Today’s Kapurthala has a reticent charm. It moves with the gentle-swiftness of a yesteryear sovereign, who, having seen the heights of glory, now basks in past pride and savours sepia-tinted memories. I had walked its dusty lanes to get a grip on its other landmarks. In addition to this slice of Morocco, the town is dotted with other European replicas too. I observed a bit of France in the Jagatjit Palace, a close reproduction of the Palace of Versailles, that is now the Sainik School. A touch of Greece came across in the Jagatjit Club that’s designed on the lines of the Acropolis. A building of elegance, it was originally a church before worshippers of another kind began entering its portals when it got converted into a cinema hall shortly before Independence.
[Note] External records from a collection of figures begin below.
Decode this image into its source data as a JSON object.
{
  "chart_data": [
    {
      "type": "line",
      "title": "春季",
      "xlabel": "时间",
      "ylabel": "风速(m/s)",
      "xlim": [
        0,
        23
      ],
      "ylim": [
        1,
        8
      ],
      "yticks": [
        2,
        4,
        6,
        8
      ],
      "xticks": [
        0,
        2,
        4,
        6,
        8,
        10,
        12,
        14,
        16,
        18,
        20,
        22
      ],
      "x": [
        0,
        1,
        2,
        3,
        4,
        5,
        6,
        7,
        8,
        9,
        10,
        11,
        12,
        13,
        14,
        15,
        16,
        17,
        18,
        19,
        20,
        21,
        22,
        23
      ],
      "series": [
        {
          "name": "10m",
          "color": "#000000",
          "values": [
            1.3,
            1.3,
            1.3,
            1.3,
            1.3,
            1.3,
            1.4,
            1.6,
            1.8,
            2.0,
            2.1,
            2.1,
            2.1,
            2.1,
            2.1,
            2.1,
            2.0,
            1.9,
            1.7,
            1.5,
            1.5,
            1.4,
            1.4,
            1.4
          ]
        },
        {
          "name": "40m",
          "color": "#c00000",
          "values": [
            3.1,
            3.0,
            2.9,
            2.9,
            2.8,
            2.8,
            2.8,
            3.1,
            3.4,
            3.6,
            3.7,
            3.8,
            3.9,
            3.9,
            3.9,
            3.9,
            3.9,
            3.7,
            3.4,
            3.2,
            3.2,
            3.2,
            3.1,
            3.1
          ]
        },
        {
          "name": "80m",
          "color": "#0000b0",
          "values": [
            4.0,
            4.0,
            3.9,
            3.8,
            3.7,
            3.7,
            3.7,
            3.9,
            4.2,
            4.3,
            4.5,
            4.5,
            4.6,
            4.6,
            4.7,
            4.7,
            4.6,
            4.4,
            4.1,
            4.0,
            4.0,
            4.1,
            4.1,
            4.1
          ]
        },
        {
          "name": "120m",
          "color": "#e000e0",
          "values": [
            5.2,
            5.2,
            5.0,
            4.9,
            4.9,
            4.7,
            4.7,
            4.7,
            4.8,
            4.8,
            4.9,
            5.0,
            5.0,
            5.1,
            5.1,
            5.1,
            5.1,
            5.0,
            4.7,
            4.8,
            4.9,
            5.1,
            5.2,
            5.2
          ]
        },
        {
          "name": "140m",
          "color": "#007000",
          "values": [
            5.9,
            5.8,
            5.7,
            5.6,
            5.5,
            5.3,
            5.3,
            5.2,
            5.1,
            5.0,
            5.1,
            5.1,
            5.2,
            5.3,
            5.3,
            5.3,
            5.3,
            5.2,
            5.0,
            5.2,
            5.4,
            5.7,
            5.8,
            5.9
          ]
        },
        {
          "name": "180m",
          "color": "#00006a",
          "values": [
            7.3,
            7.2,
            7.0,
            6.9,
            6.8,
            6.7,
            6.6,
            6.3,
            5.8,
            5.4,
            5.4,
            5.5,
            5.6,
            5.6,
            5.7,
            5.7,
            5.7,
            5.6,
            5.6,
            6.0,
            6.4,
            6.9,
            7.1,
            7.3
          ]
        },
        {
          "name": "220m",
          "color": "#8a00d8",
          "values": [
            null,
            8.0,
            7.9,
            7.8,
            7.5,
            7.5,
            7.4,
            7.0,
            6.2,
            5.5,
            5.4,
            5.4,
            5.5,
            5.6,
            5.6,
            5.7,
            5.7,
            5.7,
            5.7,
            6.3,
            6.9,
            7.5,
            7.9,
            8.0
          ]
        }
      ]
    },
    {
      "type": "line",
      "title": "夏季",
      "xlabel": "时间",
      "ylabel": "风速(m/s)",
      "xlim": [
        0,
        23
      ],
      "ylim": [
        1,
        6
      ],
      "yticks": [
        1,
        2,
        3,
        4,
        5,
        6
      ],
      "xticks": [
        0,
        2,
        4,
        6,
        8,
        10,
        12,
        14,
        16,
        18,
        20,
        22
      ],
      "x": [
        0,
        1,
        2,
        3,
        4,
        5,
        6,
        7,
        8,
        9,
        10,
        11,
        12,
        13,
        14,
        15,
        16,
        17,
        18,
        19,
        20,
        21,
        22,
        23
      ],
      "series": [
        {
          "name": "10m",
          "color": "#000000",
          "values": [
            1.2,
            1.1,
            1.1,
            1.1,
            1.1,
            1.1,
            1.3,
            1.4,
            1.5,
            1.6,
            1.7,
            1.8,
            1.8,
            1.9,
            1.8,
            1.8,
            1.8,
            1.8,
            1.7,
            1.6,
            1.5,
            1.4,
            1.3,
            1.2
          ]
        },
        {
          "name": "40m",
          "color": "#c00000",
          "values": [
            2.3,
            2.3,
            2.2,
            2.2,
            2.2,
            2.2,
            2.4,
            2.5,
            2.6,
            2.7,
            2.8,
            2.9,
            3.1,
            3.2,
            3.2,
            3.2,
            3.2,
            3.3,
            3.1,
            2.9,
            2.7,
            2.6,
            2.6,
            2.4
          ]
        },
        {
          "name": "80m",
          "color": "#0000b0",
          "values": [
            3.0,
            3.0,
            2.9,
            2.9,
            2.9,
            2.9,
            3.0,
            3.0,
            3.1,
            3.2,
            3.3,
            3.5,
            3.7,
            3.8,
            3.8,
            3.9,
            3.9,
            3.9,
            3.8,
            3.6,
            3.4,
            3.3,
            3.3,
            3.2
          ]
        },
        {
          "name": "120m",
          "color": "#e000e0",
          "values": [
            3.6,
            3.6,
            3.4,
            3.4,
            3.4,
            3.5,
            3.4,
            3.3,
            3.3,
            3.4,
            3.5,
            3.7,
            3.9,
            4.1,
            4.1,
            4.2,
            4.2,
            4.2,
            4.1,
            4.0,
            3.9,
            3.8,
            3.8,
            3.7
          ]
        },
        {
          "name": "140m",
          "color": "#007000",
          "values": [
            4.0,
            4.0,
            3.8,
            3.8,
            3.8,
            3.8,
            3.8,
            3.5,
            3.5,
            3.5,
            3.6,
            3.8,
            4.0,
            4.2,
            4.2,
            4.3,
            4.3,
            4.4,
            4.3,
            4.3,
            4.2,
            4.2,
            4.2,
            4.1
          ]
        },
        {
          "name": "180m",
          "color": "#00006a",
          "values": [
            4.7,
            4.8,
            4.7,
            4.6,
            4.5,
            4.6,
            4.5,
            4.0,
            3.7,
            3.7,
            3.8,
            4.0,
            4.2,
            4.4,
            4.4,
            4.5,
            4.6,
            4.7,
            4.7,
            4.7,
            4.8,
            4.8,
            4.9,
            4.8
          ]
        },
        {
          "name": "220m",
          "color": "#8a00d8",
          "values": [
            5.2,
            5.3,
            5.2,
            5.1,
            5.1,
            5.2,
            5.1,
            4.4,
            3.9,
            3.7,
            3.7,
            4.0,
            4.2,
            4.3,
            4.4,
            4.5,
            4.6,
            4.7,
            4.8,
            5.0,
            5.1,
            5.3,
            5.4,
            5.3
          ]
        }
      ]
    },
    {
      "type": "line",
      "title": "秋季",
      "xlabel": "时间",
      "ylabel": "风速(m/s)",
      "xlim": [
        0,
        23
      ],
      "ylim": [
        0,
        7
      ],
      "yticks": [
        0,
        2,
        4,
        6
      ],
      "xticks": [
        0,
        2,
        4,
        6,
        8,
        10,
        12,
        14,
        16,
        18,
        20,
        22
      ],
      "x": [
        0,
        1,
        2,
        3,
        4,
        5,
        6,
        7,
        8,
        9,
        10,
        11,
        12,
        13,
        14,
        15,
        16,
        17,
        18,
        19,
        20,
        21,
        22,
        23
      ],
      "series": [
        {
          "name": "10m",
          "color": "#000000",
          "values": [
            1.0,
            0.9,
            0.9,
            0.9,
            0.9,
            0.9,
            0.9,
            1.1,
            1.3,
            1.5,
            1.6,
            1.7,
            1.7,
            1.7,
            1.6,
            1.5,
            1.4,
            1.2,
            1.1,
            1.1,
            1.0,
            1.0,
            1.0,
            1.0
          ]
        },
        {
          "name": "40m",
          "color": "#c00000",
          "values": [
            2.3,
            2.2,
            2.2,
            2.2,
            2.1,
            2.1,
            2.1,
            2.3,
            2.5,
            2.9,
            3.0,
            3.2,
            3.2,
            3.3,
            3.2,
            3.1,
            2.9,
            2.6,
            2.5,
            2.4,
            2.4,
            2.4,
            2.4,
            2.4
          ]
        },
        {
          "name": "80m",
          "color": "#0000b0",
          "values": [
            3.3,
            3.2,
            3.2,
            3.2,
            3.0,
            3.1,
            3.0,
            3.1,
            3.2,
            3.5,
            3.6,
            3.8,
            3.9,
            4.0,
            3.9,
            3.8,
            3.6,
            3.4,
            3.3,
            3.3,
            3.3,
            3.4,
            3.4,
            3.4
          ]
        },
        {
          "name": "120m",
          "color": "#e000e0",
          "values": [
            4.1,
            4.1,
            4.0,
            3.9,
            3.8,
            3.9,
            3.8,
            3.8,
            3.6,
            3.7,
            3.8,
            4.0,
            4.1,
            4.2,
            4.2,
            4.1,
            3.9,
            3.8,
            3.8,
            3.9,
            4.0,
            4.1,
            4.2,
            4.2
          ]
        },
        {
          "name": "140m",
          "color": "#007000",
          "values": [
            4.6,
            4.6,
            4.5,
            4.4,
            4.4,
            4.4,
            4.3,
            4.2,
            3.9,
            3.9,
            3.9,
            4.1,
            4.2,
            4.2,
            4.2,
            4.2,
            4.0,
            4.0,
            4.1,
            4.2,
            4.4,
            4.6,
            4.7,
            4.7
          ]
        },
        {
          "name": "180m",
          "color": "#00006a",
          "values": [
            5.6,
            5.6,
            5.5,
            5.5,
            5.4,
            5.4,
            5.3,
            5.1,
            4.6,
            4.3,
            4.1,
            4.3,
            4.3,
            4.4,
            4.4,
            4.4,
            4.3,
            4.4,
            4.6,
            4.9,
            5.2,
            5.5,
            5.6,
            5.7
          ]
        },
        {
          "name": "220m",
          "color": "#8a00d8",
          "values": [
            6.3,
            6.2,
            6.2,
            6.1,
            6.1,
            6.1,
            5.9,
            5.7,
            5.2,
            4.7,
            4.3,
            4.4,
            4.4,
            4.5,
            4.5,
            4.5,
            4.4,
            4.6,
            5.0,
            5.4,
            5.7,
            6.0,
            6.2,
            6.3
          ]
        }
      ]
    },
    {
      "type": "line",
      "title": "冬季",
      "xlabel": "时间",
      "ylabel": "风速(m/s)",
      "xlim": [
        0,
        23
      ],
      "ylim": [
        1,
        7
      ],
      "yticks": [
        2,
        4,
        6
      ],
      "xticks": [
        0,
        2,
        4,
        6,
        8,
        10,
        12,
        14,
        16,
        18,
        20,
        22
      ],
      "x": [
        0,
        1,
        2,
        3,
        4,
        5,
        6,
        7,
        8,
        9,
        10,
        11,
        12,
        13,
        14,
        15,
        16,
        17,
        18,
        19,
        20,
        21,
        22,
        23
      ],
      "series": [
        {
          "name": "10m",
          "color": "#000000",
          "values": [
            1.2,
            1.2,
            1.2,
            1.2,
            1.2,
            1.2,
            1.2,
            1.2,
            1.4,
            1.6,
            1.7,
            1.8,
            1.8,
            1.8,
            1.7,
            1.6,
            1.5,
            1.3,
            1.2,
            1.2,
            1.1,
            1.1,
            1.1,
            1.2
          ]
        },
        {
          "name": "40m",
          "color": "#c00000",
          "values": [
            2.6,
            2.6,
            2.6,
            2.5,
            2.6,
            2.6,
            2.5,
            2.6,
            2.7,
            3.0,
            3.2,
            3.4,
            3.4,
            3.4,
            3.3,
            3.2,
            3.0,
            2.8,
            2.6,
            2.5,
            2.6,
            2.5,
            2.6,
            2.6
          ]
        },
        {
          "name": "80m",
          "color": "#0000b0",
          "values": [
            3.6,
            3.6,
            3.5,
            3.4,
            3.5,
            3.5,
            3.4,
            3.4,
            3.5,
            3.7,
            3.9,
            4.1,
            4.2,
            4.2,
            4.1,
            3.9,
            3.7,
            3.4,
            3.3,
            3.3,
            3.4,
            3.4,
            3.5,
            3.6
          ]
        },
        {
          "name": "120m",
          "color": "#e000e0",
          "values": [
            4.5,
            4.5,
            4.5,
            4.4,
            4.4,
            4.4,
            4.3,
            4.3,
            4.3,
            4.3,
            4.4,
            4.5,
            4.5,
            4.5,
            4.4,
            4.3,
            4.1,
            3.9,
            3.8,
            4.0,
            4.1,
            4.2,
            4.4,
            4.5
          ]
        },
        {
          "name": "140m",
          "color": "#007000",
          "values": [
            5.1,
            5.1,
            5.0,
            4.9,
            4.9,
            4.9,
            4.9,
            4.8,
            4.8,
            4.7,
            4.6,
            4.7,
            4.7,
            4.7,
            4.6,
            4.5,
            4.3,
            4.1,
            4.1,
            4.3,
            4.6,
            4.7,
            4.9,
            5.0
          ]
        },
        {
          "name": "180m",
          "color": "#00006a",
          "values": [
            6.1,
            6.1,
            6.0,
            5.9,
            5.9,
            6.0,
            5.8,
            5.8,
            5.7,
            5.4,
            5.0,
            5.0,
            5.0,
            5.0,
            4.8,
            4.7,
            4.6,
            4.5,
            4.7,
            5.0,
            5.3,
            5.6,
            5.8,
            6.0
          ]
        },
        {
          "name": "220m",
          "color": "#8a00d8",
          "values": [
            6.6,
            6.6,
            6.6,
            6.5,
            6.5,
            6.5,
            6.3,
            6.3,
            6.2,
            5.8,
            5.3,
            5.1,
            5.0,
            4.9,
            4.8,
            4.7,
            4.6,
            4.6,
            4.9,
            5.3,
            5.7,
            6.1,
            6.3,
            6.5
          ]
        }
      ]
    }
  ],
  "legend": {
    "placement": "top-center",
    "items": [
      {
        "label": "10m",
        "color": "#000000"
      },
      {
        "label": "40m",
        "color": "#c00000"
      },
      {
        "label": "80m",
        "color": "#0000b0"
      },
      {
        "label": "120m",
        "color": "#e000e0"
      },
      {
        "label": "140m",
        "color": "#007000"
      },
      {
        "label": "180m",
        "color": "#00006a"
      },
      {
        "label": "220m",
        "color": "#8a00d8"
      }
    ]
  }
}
The silver screen gave way to the club a few decades ago.
Architectural echoes
A bevy of places that completed the impressive line up were the Indo-Saracenic Jhagar Singh War Memorial; Elysee Palace that’s now MGN Public School; the Islamic-patterned former Durbar Hall which at present serves as the District Court; and the Randhir College that was set up in 1856 and named after a former ruler. It was among the first education institutions of Punjab and exhibits the progressive thought of the Kapurthala royals. The most eye-catching on its campus is the Jubilee Hall, standing amidst a carpet of green and constructed in 1916 for convocations. A place I couldn’t peep into was the present residence of the royal family, the Spanish-fashioned Villa Buona Vista, locally known as Villa Kothi that stays out of bound for the public.